Publicado originalmente em 24 de fevereiro de 2021

“O mundo capitalista decadente está superpovoado. (...) Em uma era de aviação, telégrafo, telefone, rádio e televisão, passaportes e vistos paralisam os deslocamentos de um país a outro. (...) Em meio a vastas extensões de terra e maravilhas da tecnologia, que além da terra conquistou os céus para o homem, a burguesia conseguiu converter nosso planeta em uma prisão suja.” (“Manifesto da Quarta Internacional sobre a guerra imperialista e a revolução proletária mundial”, adotado por sua Conferência de Emergência, realizada de 19 a 26 de maio de 1940).

A conferência de emergência da Quarta Internacional, realizada no meio da Segunda Guerra Mundial, apresentou uma denúncia profunda da principal causa da guerra – a propriedade privada dos meios de produção, assim como o sistema capitalista de Estado-nação que se sustenta sobre essa base.

Essa denúncia se aplica com força ainda maior hoje na América Latina, em que uma nação após a outra busca alinhar-se cada vez mais estreitamente com o imperialismo dos EUA enquanto Washington prepara sua próxima agressão militar contra a Venezuela em sua tentativa de suprimir a influência russa e chinesa no hemisfério.

À medida que aumentam os antagonismos interimperialistas, a burguesia historicamente vendida e reacionária da América Latina fecha suas fronteiras a milhões de venezuelanos que estão fugindo de desastres econômicos, sociais e de saúde causados por décadas de desestabilização ininterrupta, tentativas de golpe e pilhagem.

Refugiados haitianos expulsos à força do Peru, na fronteira com o Brasil. (Crédito: imagem de divulgação)

Os regimes pró-imperialistas de direita no Brasil, Chile, Colômbia, Equador e Peru estão usando a explosão da migração regional como justificativa para militarizar suas fronteiras e estimulando, no processo, um sentimento xenófobo anti-imigrante.

Milhares de soldados, apoiados por tanques e veículos blindados, foram enviados para reforçar o efetivo de segurança em travessias irregulares da fronteira.

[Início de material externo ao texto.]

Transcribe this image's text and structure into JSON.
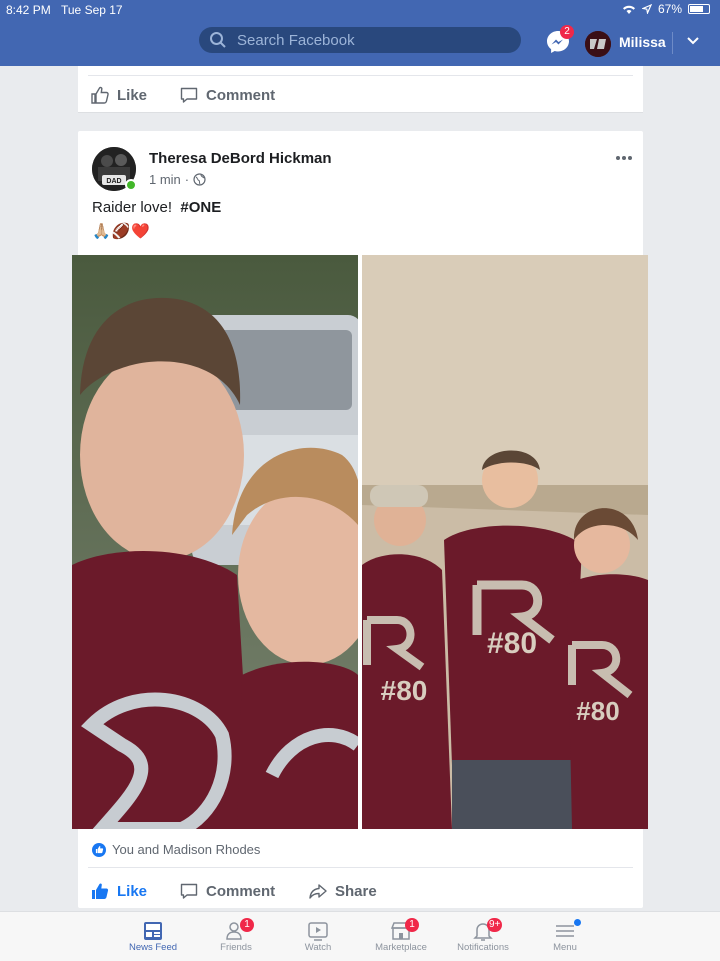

Promessas anteriores feitas aos venezuelanos desalojados provaram ser uma farsa cruel. A verdade é que os governos ultradireitistas só se preocuparam em usar a profunda crise enfrentada pelos migrantes carentes para obter vantagens políticas.

Hoje, forças militares monitoram as travessias entre Brasil e Venezuela, de um lado, e Colômbia, do outro. A Colômbia enviou 600 policiais nacionais e militares para monitorar a fronteira. O governo de direita do presidente Iván Duque lançou a “Operação Muralha” no ano passado para controlar sua fronteira com a Venezuela.

Mais forças foram enviadas para as fronteiras Colômbia-Equador, Equador-Peru, assim como as fronteiras Peru-Brasil e Chile-Bolívia.

Como resultado, mais de 500 pessoas em deslocamento, principalmente do Haiti, permaneceram presas na fronteira amazônica entre o Peru e o Brasil nas últimas duas semanas. Os refugiados, que tentam sair do Brasil pela “Ponte Internacional da Amizade” que liga os dois países, são impedidos de entrar pelas Forças Armadas do Peru, mobilizadas para reforçar a polícia. Na última terça-feira, as forças de segurança atacaram os homens, mulheres e crianças indefesos com gás lacrimogêneo e repressão. Na quinta-feira, o Brasil respondeu enviando forças militares para assumir o controle da fronteira por 60 dias.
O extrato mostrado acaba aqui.